The Pittsburgh Penguins and Pittsburgh Pirates may have a problem. AT&T Sportsnet, which broadcasts its games through local and regional cable systems, is teetering on the brink of bankruptcy and exiting the local sports business.

And it could come at the worst possible time for Penguins fans as the NHL season approaches a climax.

According to a report in the Wall Street Journal, Warner Bros. Discovery will cease participating in the regional sportsnet network business on March 31 and will not make future payments to rights holders.

Cable cutting and the lack of streaming by RSNs (Regional Sports Networks) have crippled the business model. According to the letter obtained by the Wall Street Journal, sent by unit president John Crumb to the four affected networks in Pittsburgh, Houston, Colorado and Utah, Warner Bro. Discovery will not cover the shortcomings of the RSN division.

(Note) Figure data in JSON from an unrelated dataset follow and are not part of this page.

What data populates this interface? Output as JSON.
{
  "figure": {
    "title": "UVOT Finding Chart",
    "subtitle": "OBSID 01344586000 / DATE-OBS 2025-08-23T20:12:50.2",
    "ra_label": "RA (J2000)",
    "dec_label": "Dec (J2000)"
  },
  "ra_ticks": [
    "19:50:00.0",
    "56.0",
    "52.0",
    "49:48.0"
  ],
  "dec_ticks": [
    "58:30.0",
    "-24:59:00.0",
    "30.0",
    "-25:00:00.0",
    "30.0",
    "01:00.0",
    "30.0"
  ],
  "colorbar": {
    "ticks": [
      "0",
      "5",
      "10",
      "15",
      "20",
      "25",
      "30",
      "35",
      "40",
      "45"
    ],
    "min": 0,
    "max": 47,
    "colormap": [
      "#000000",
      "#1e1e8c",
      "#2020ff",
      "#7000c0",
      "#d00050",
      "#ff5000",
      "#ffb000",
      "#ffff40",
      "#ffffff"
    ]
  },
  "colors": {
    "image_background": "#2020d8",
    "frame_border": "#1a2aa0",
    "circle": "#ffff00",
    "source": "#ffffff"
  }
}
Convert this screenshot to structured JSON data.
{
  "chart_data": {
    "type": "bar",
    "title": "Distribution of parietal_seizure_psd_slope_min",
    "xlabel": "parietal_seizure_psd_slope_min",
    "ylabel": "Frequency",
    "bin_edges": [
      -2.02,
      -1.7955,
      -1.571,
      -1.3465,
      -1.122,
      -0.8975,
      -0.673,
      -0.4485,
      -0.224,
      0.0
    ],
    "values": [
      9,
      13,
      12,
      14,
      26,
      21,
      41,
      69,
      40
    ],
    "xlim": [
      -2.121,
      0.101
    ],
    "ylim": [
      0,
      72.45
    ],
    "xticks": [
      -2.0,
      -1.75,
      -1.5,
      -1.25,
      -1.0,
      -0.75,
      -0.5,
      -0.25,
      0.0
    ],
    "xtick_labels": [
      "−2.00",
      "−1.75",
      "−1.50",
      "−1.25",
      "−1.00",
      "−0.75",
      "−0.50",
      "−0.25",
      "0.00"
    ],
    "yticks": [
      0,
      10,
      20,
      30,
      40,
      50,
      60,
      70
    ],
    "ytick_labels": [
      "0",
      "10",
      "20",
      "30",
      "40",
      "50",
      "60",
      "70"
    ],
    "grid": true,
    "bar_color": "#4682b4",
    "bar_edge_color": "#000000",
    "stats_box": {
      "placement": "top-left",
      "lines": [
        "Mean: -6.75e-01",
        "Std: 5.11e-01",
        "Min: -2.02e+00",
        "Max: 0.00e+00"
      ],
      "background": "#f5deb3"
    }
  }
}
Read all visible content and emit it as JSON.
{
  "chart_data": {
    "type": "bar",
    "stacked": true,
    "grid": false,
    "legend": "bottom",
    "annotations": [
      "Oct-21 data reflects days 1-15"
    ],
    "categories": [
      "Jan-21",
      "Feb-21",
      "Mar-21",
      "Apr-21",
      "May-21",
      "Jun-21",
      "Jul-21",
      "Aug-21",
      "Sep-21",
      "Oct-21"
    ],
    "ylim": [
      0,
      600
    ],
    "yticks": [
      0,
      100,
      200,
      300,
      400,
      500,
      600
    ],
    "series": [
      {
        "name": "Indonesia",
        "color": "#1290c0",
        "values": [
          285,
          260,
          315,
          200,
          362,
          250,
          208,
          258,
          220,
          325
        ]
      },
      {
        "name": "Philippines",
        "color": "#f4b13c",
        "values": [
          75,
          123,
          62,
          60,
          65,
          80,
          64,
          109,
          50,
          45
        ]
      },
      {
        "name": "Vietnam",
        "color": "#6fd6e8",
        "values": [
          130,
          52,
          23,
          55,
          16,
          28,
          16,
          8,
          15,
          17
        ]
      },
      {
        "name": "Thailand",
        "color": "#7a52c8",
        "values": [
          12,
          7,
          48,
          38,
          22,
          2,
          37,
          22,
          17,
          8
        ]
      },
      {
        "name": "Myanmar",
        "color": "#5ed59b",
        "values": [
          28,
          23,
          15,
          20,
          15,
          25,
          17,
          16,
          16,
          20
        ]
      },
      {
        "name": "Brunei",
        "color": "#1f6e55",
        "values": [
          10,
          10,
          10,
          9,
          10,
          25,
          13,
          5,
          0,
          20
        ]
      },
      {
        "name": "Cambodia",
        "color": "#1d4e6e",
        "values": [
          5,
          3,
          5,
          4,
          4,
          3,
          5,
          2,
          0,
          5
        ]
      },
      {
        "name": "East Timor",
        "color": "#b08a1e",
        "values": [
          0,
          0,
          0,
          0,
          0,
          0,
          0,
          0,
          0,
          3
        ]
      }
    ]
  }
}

The letter proposed that the networks transfer control of TV rights and programming to the teams without a purchase price to prevent future claims by the teams against the networks.

The letter also states chapter 7 liquidation bankruptcy is possible if agreements cannot be worked out by 31 March at the latest.

In other words, the network hopes to return the rights and offer control of AT&T Sportsnet Pittsburgh to the teams in exchange for not suing. If the Penguins and Pirates refuse or cannot come to an agreement, AT&T Sportsnet could be dissolved and assets sold.

WSJ also reported that the media properties were not a priority for WBD, which has been trying to divest them for some time. The parent company struggles with heavy debt and a struggling TV and streaming business.

Last week, MLB commissioner Rob Manfred said baseball would take over broadcasting in the market if Sinclair owned Diamond Sports Group, which operates the Bally’s Sports Networks, went out of business. However, NHL Commissioner Gary Bettman has yet to make a public comment.

AT&T previously owned the networks and WBD acquired them when it took control of WarnerMediaAssets. AT&T Sportsnet typically hosts most, if not all, of the Pittsburgh Penguins regular season games and the first round of the playoffs.